INTERACTIVE: Global 2017 oil supply revised up by OPEC on US production rally

11 May 2017 14:05 Source:ICIS News

Focus article by Tom Brown

LONDON (ICIS)--OPEC has revised up its 2017 global oil supply estimates for every quarter of the year, despite its own production cutbacks, as a result of growing US production, the Austria-headquartered cartel said on Thursday.

The group revised up estimated global non-OPEC oil supply growth for 2017 by 370,000 bbl/day to 950,000 bbl/day, driven by US output growth, to average 58.3m bbl/day for the year.

OPEC output of natural gas liquids (NGLs) and non-conventional oil production forecasts for the year were revised by up 40,000 bbl/day to 170,000 bbl/day. OPEC crude production dropped around 18,000 bbl/day in April on the back of production cuts, according to secondary sources.

Global oil demand was also revised 65,000 bbl/day higher for 2016 based on fresh data, to average 95.12m bbl/day, while 2017 demand , at 96.38m bbl/day, was left unchanged despite the projected uptick in supply .

Non-OPEC supply decreased across most markets in 2016 as lower oil prices led oil majors to slash exploration and production budgets, with US onshore rig count nearly halving year on year.

Reduced investment caused US oil output to fall during the year, but this trend has reversed in 2017 on the back of firming prices. The resurgence of the US shale gas sector has weighed on the slight oil price recovery seen since OPEC brokered a series of production cut agreements in December 2016 running through the first half of this year.
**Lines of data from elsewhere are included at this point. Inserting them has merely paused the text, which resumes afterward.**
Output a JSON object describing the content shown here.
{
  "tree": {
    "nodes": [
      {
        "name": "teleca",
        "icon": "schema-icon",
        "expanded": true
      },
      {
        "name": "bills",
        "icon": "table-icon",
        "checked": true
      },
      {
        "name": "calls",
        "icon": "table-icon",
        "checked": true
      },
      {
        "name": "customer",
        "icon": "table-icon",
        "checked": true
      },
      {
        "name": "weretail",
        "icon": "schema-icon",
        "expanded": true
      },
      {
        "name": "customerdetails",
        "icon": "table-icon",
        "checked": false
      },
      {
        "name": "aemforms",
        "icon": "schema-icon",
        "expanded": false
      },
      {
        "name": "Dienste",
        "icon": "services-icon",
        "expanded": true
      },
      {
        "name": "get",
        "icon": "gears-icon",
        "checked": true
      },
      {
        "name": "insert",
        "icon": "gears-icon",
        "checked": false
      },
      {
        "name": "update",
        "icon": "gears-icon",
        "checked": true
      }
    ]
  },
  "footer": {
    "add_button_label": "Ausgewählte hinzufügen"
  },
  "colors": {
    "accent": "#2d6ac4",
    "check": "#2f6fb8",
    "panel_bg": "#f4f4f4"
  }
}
Oil prices rose above the $50/bbl level after the production cuts were agreed, holding at that level through most of 2017 so far, before Brent crude prices sank down to around $47/bbl, due in part to speculation over whether the increasing prominence of US shale output was eroding OPEC’s capacity to direct global pricing.

Brent crude pricing May 2017

A protracted drop-off in crude pricing soured investor confidence that an accelerated rebalancing of the oil markets is possible, OPEC said, leading hedge funds to dump nearly 20% of positions in Brent and WTI-linked futures contracts in late April.

Hedge fund positions dropped by 137m bbl to 614m bbl in the week to 25 April, one of the largest weekly falls on record. The ratio of bullish long positions to bearish bets has fallen from a peal of 10:1 in February to 4:1, OPEC added.

“Fund managers are now much less bullish about the outlook for crude oil prices than they were back at the beginning of the year,” OPEC said.

Crude futures prices have rallied this week, with Brent climbing to $51/bbl on Thursday, due in part to an unexpected drop in US stockpiles. However, questions still remain over the extent that an extension of OPEC’s production cut agreement past June this year can move prices upward, and of the impact to pricing if member countries fail to broker an accord.

Demand for OPEC crude in 2016 stood at 31.8m bbl/day, 2m bbl/day up from the previous year, while demand in 2017 is projected to be 31.9m bbl/day, according to the cartel.

The group’s global economic growth forecast was left unchanged at 3.3 for 2017.